In the end, I did what I always do when I'm panicked--I called Robert.

He answered before the first ring ended.

"O'Hanlon." Robert always sounds incredibly butch on the phone.

"It's me. You are not going to believe this."

"Try me." Keyboard clacking.

"Somehow an e-mail from Nancy to Carl was misrouted to me. They're not going to consider me for Jem's job." Tears at the back of my throat threatened to choke me. This only happens with Robert and my mother.

"Holy shit."

"Yes," I whispered.

"Hang on."

I can hear Robert ordering his minions around in a charming, drill sergeant-esque kind of way. Robert is creative director at a trendy advertising agency in The City, and that, in addition to his brilliant wit, ridiculously handsome black Irish looks, and ambiguous sexual orientation, has everyone from junior copywriters to VPs in a constant dither to get his attention.

"Okay, I'm back. What are you going to do, lovey?"

"I don't know. I've worked hard for this, and I deserve it! It sucks, it just sucks . . ." Then I ranted a little more.

"Okay, what time is it?" he asked when I was done. I held my tongue on this one because most of Robert's non sequitur remarks end up somewhere good.

"Three forty-five."

"Leave. Leave right now and meet me at work."

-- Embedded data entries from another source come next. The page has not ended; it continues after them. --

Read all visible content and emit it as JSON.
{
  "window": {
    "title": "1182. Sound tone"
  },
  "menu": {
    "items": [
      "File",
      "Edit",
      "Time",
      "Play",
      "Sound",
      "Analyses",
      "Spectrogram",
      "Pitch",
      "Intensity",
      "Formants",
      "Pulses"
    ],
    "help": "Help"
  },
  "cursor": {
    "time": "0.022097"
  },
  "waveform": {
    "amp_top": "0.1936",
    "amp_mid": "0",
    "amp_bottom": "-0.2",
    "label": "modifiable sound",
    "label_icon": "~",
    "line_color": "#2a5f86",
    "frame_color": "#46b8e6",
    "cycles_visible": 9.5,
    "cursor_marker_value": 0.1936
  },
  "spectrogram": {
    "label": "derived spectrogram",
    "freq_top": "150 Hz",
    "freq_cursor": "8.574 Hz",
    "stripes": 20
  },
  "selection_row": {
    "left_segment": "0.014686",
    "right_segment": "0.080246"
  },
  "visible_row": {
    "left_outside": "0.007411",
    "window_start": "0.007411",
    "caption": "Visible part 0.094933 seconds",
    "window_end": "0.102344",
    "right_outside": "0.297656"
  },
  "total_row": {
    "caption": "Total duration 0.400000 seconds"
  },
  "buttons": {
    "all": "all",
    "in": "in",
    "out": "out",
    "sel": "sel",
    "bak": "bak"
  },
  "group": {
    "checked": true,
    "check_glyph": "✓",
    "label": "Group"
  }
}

"I can't. I have to finish editing this week's bullpen and call some of the freelancers and--"

"No. Drop everything. It is absolutely essential that you leave immediately and take the special O'Hanlon job-fuck treatment."

Treatment?

Which is how I ended up puking in a gutter at three a.m., the Meredith Gazette editor's business card crumpled in the back pocket of my favorite jeans.

DK is one of those revoltingly hip bars where San Francisco's yuppies and fashionistas can, for the price of a few highballs, pretend that Manhattan has nothing on the Left Coast in matters of personal style and price gouging.

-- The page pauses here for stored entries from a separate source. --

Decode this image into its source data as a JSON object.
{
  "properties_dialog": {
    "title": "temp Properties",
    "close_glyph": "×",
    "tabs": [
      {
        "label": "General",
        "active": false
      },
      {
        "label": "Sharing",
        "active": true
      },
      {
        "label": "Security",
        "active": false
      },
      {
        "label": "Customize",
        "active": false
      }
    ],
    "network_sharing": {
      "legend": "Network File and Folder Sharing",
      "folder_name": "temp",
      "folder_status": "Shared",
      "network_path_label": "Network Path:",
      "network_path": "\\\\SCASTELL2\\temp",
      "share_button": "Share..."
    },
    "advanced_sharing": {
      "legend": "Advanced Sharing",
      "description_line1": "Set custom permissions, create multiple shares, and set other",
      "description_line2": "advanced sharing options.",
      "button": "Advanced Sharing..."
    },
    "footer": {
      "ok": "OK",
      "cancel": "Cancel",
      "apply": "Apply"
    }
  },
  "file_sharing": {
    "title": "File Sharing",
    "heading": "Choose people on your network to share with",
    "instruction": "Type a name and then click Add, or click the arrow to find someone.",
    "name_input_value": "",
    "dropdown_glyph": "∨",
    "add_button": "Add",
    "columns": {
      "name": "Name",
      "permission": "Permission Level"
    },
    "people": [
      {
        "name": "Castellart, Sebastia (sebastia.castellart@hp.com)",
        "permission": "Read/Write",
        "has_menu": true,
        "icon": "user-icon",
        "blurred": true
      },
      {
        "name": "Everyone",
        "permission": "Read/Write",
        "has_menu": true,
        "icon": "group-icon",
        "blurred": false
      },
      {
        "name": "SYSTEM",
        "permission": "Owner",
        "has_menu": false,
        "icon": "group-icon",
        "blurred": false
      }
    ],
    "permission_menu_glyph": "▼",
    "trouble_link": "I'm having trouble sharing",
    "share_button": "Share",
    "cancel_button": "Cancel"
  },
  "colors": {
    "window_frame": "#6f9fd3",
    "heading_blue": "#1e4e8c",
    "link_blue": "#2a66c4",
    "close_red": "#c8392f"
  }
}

When I walked in at exactly 5:35 p.m. on Thursday afternoon, the dim space was mostly empty, with the exception of a couple of precious dyke girls with chin piercings and a tatty-looking guy with a skateboard talking to the bartender.

After guiding my battered VW Fox through seemingly endless traffic on Highway 101, I just had time to throw on my Lucky Brand jeans and a black turtleneck (professional mourning) and run some pomade through my short, curly hair in order to make it to the bar by 5:30. I had successfully talked Robert out of making me meet him at Kleiner Price by reminding him that their mailroom clerk, Andy, had a crush on me. What would it do to the poor boy's universe to see me looking like Bette Davis in What Ever Happened to Baby Jane?

Naturally, Robert was late, so I grabbed a barstool and ordered a Sierra Nevada and a couple of shots of Cuervo Gold. I'm really not too much of a drinker, but there is something so cliched about the experience of getting dicked around by upper management while you toil haplessly away in cubeville that it seemed to demand an equally cliched response.

By 6:05, I'd killed the Sierra, three tequila shots, a handful of green olives, and was starting on my second Cape Cod. The bartender, a really nice guy named Zurik--like Switzerland!--was getting cuter by the minute, and the dyke babies in the corner weren't looking too bad either.

Robert finally walked in at 6:15, his overcoat flung over his arm, leather bookbag strapped across his very attractive chest. He threw everything in a heap under the bar and pulled me into his arms. It is at moments like these that the phrase gay husband leaps to mind, a concept that every woman over twenty-one living in an urban milieu should embrace and promulgate with fervor.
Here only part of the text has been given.